The Workflows tab is where you define how unstructured documents are ingested, processed, and routed to target system. It provides a visual designer to configure processing logic, a file selection area to preview available documents, and a list of all saved workflows.

You can think of each workflow as a reusable automation pipeline that connects a source (like Google Drive or S3), applies a prompt or configuration, and delivers the result into target systems (for example Reltio) as profiles. Here's a screenshot of all the available workflows:

You can view a list of saved workflows in the above screenshot. You can load an existing workflow or create a new one.

Configure workflows and workflow settings

The Workflow page includes a visual builder that lets you define how documents move through the processing pipeline in the Unstructured Data Studio. It includes three key components — Source, Processing, and Destination — that you can configure individually. Each step controls where the documents come from, how they're analyzed using prompts, and where the extracted information is sent.

Each time you execute a workflow, the system creates a job. For every document processed, one job is generated. If multiple documents match the criteria, the same workflow is executed multiple times and each execution is tracked using its own job ID.

Note: Each workflow can be mapped to only one Reltio entity type. If a single document contains data for multiple entity types (e.g., both Person and Organization), you must define separate workflows for each entity type.

To configure a workflow:

  1. Go to the Workflows tab and select the Create New Workflow option.

  2. In the Workflow settings section, enter a Name for your workflow.

  3. In th Description field, add a description to clarify the purpose of the workflow (optional).

  4. For the Do you want to schedule this workflow? option, select Yes to run the workflow at scheduled intervals else No to manually execute it.

    1. In the Cron Expression field, choose a schedule option, for example Daily, Weekly. Alternatively, select the Create cron option to define a custom cron expression.

    2. In the File Mask field, specify a file name pattern to include only matching files during processing.

    3. In the File Extensions field, enter the file extensions you want to include in this workflow (e.g., .pdf, .docx). This controls which file types are picked from the source.

  5. In the Workflow Map section, select Configured Source.

    1. From the Document Source dropdown, select your source system. For example, AWS or Google drive.

    2. Click Done to save the source configuration.

  6. In the Workflow Map, select the middle box to configure processing logic.

    1. In the LLM Provider dropdown, select a model provider (e.g., Bedrock).

    2. Under Choose a prompt, select a Category, then pick a specific prompt from the list or search for one. For more information about prompts, see topic Prompt library in the Unstructured Data Studio.

    3. Optionally, add Processing Instructions to further guide the model.

    4. Click Done to confirm your processing configuration.

  7. In the Workflow Map , click Destination.

    1. In the Destination dropdown, Reltio is selected by default, as this is the only destination supported currently.

    2. In the Reltio configuration dropdown, select your preconfigured tenant.

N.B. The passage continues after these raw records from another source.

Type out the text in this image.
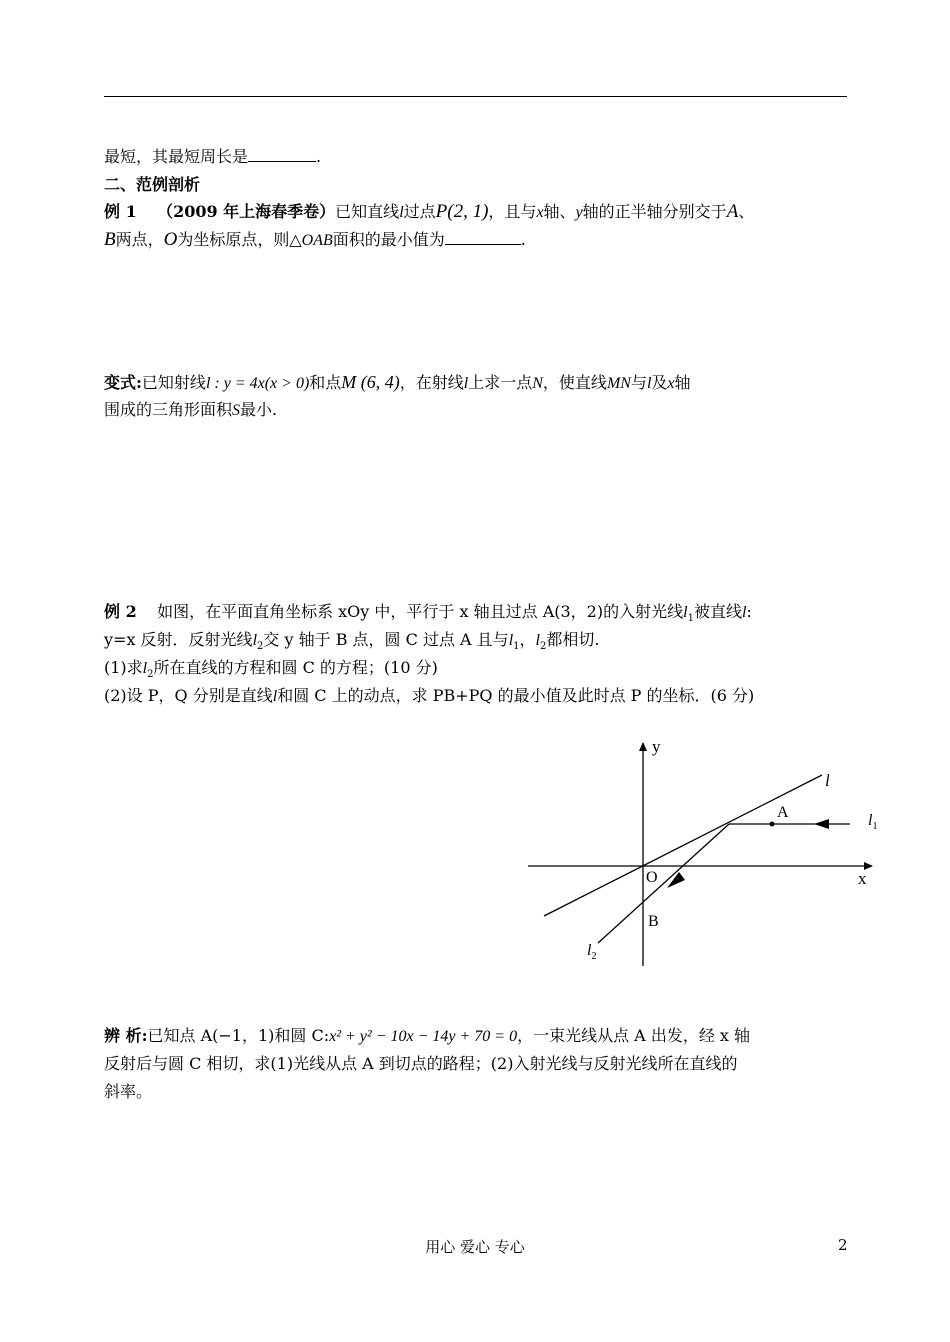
最短，其最短周长是	.
二、范例剖析
例 1 （2009 年上海春季卷）已知直线l过点P(2, 1)，且与x轴、y轴的正半轴分别交于A、
B两点，O为坐标原点，则△OAB面积的最小值为	.
变式:已知射线l : y = 4x(x > 0)和点M (6, 4)，在射线l上求一点N，使直线MN与l及x轴
围成的三角形面积S最小.
例 2 如图，在平面直角坐标系 xOy 中，平行于 x 轴且过点 A(3，2)的入射光线$l_1$被直线l:
y=x 反射．反射光线$l_2$交 y 轴于 B 点，圆 C 过点 A 且与$l_1$，$l_2$都相切.
(1)求$l_2$所在直线的方程和圆 C 的方程；(10 分)
(2)设 P，Q 分别是直线l和圆 C 上的动点，求 PB+PQ 的最小值及此时点 P 的坐标．(6 分)
y
x
O
A
B
l
$l_1$
$l_2$
辨 析:已知点 A(−1，1)和圆 C:x² + y² − 10x − 14y + 70 = 0，一束光线从点 A 出发，经 x 轴
反射后与圆 C 相切，求(1)光线从点 A 到切点的路程；(2)入射光线与反射光线所在直线的
斜率。
用心 爱心 专心	2
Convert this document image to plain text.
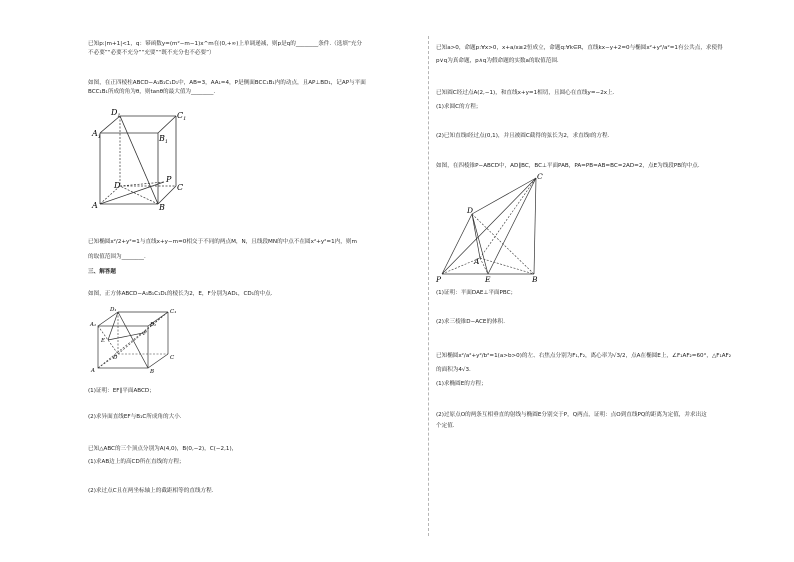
已知p:|m+1|<1，q：幂函数y=(m²−m−1)x^m在(0,+∞)上单调递减，则p是q的________条件.（选填“充分
不必要”“必要不充分”“充要”“既不充分也不必要”）
如图，在正四棱柱ABCD−A₁B₁C₁D₁中，AB=3，AA₁=4，P是侧面BCC₁B₁内的动点，且AP⊥BD₁，记AP与平面
BCC₁B₁所成的角为θ，则tanθ的最大值为________.
$D_1$	$C_1$
$A_1$	$B_1$
D	C
P
A	B
已知椭圆x²/2+y²=1与直线x+y−m=0相交于不同的两点M，N，且线段MN的中点不在圆x²+y²=1内，则m
的取值范围为________.
三、解答题
如图，正方体ABCD−A₁B₁C₁D₁的棱长为2，E，F分别为AD₁，CD₁的中点.
A₁
D₁
B₁
C₁
E
F
A
D
B
C
(1)证明：EF∥平面ABCD；
(2)求异面直线EF与B₁C所成角的大小.
已知△ABC的三个顶点分别为A(4,0)，B(0,−2)，C(−2,1)，
(1)求AB边上的高CD所在直线的方程；
(2)求过点C且在两坐标轴上的截距相等的直线方程.
已知a>0，命题p:∀x>0，x+a/x≥2恒成立，命题q:∀k∈R，直线kx−y+2=0与椭圆x²+y²/a²=1有公共点，求使得
p∨q为真命题，p∧q为假命题的实数a的取值范围.
已知圆C经过点A(2,−1)，和直线x+y=1相切，且圆心在直线y=−2x上.
(1)求圆C的方程；
(2)已知直线l经过点(0,1)，并且被圆C截得的弦长为2，求直线l的方程.
如图，在四棱锥P−ABCD中，AD∥BC，BC⊥平面PAB，PA=PB=AB=BC=2AD=2，点E为线段PB的中点.
C
D
P	E	B
A
(1)证明：平面DAE⊥平面PBC；
(2)求三棱锥D−ACE的体积.
已知椭圆x²/a²+y²/b²=1(a>b>0)的左、右焦点分别为F₁,F₂，离心率为√3/2，点A在椭圆E上，∠F₁AF₂=60°，△F₁AF₂
的面积为4√3.
(1)求椭圆E的方程；
(2)过原点O的两条互相垂直的射线与椭圆E分别交于P，Q两点，证明：点O到直线PQ的距离为定值，并求出这
个定值.
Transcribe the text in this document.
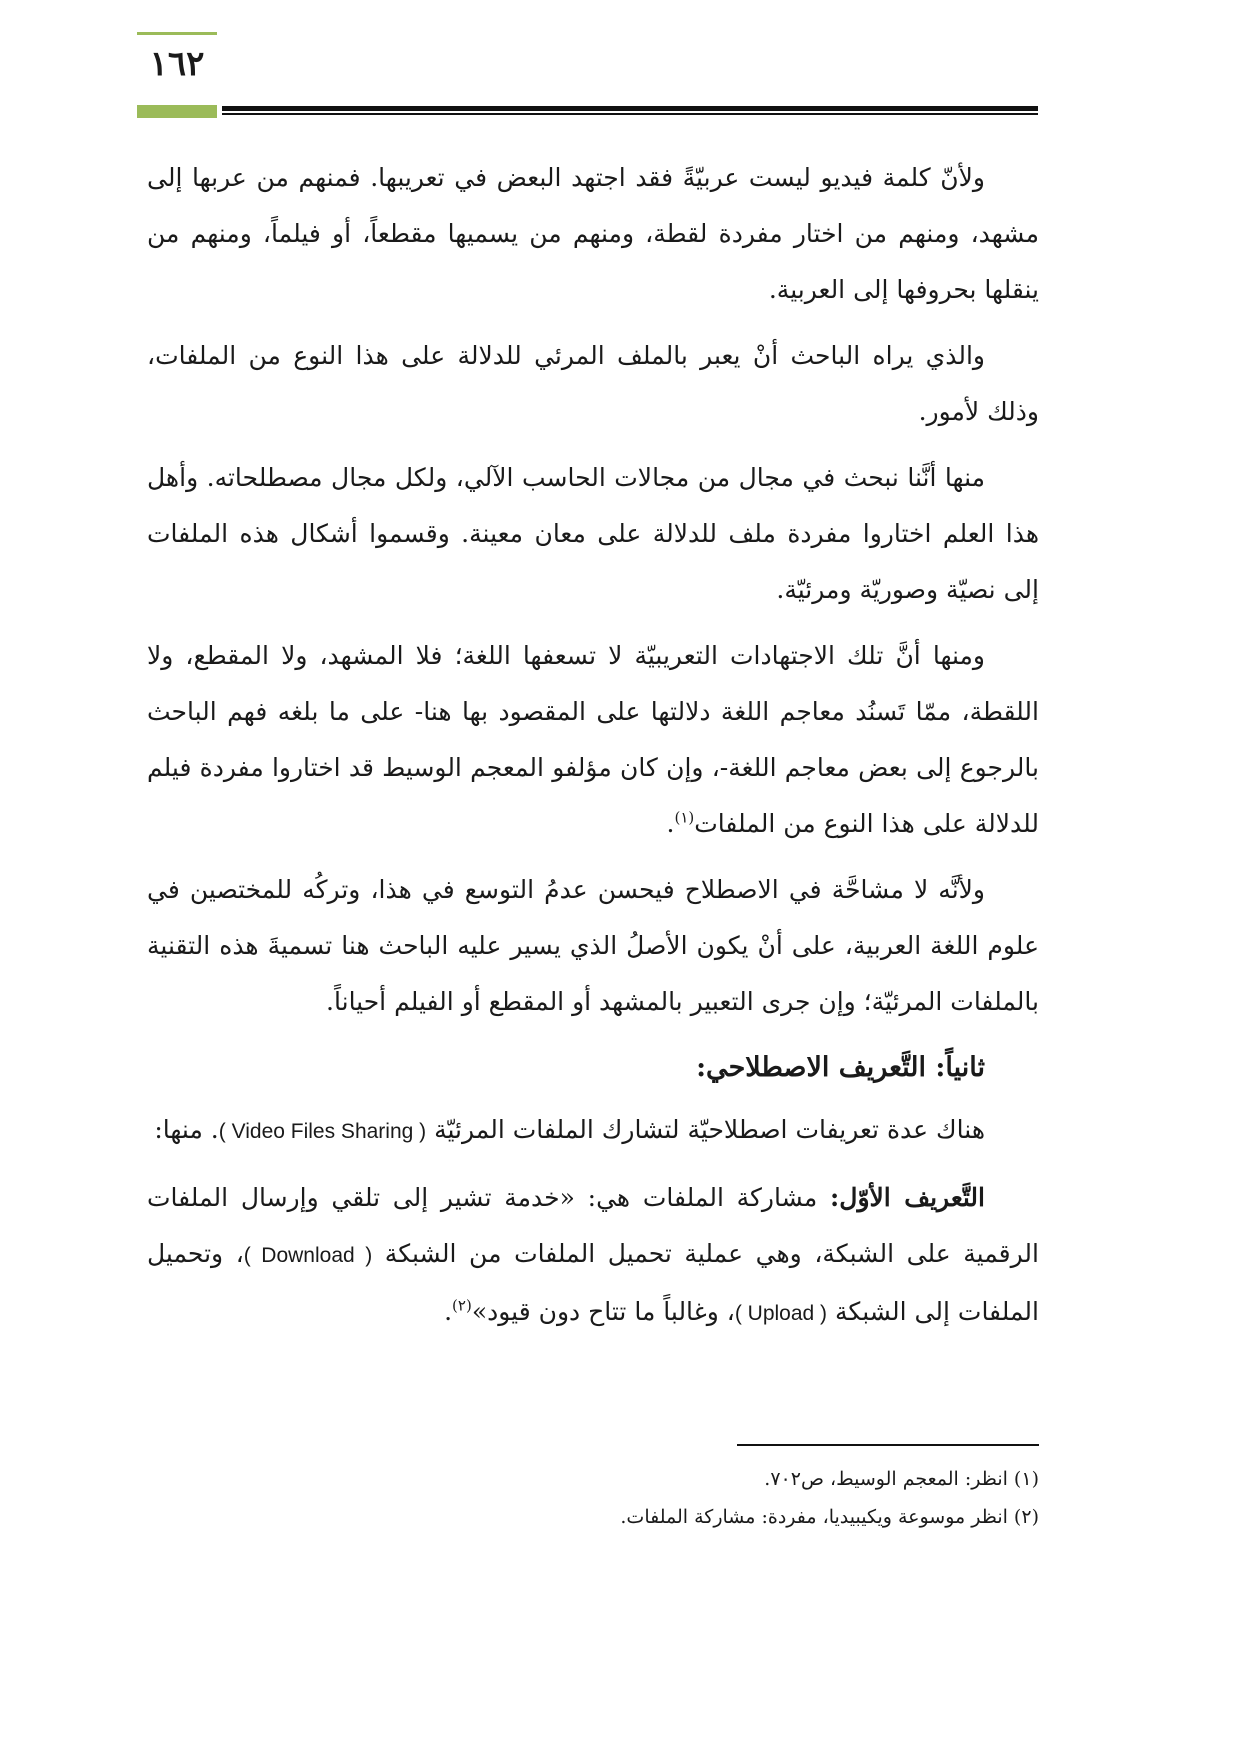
١٦٢

ولأنّ كلمة فيديو ليست عربيّةً فقد اجتهد البعض في تعريبها. فمنهم من عربها إلى مشهد، ومنهم من اختار مفردة لقطة، ومنهم من يسميها مقطعاً، أو فيلماً، ومنهم من ينقلها بحروفها إلى العربية.

والذي يراه الباحث أنْ يعبر بالملف المرئي للدلالة على هذا النوع من الملفات، وذلك لأمور.

منها أنَّنا نبحث في مجال من مجالات الحاسب الآلي، ولكل مجال مصطلحاته. وأهل هذا العلم اختاروا مفردة ملف للدلالة على معان معينة. وقسموا أشكال هذه الملفات إلى نصيّة وصوريّة ومرئيّة.

ومنها أنَّ تلك الاجتهادات التعريبيّة لا تسعفها اللغة؛ فلا المشهد، ولا المقطع، ولا اللقطة، ممّا تَسنُد معاجم اللغة دلالتها على المقصود بها هنا- على ما بلغه فهم الباحث بالرجوع إلى بعض معاجم اللغة-، وإن كان مؤلفو المعجم الوسيط قد اختاروا مفردة فيلم للدلالة على هذا النوع من الملفات$^{(١)}$.

ولأنَّه لا مشاحَّة في الاصطلاح فيحسن عدمُ التوسع في هذا، وتركُه للمختصين في علوم اللغة العربية، على أنْ يكون الأصلُ الذي يسير عليه الباحث هنا تسميةَ هذه التقنية بالملفات المرئيّة؛ وإن جرى التعبير بالمشهد أو المقطع أو الفيلم أحياناً.

ثانياً: التَّعريف الاصطلاحي:

هناك عدة تعريفات اصطلاحيّة لتشارك الملفات المرئيّة ( Video Files Sharing ). منها:

التَّعريف الأوّل: مشاركة الملفات هي: «خدمة تشير إلى تلقي وإرسال الملفات الرقمية على الشبكة، وهي عملية تحميل الملفات من الشبكة ( Download )، وتحميل الملفات إلى الشبكة ( Upload )، وغالباً ما تتاح دون قيود»$^{(٢)}$.

(١) انظر: المعجم الوسيط، ص٧٠٢.
(٢) انظر موسوعة ويكيبيديا، مفردة: مشاركة الملفات.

    3. Select a Crosswalk Type to define how the entity will be uniquely identified. For example, Reltio or External sources configured in Reltio tenant.

    4. In the Entity type dropdown, select the required entity type.

    5. Select an attribute in the optional Source path attribute field to store a reference to the source document.

    6. Based on the entity type selected, attributes are populated in the Simple attributes and Nested attributes fields. Select or deselect attributes in these fields to be populated from the extracted content.

    7. Select the Enable Reference attributes checkbox if your entity includes these type of attributes, and then select which reference attributes to populate in the Reference attributes field. .

    8. Enter Additional instructions, if required. For example, if you want to override the default crosswalk key.

    9. Select the Create as DCR checkbox if this workflow requires data stewardship approval before sending it to Reltio.

    10. Select the LLM Provider for post-processing, if applicable.

    11. Select Save to confirm the output destination.

The workflow is now fully configured with a source, processing logic, and destination. You can save the workflow and test it.

Load a saved workflow

The Workflow page lists saved workflows from where you can select and reopen one of the saved workflows for further configuration or execution. The Workflow table contains the name of the workflow, its description, timestamps, and an action button to delete a workflow. Loading a workflow will populate its configuration into the visual designer and workflow settings.

To be able to load workflows, create one as described in the Configure workflows and workflow settings section.

  1. In the Workflow page, select a saved workflow to load it. The Edit Workflow page opens with the details of the workflow auto-populated.

  2. In the Workflow Map section, click on the Show files option in Source .

    The View Files page displays a list of available documents from your configured source, such as Google Drive or AWS S3. For each file, you can either simulate and view results to test the extraction of entities without saving to Reltio, or process and save results to execute the workflow, and push the extracted data directly to your Reltio tenant.

  3. Close the View files page.
  4. Make any other required changes in the Edit workflow page.
  5. Select Save workflow to save the changes.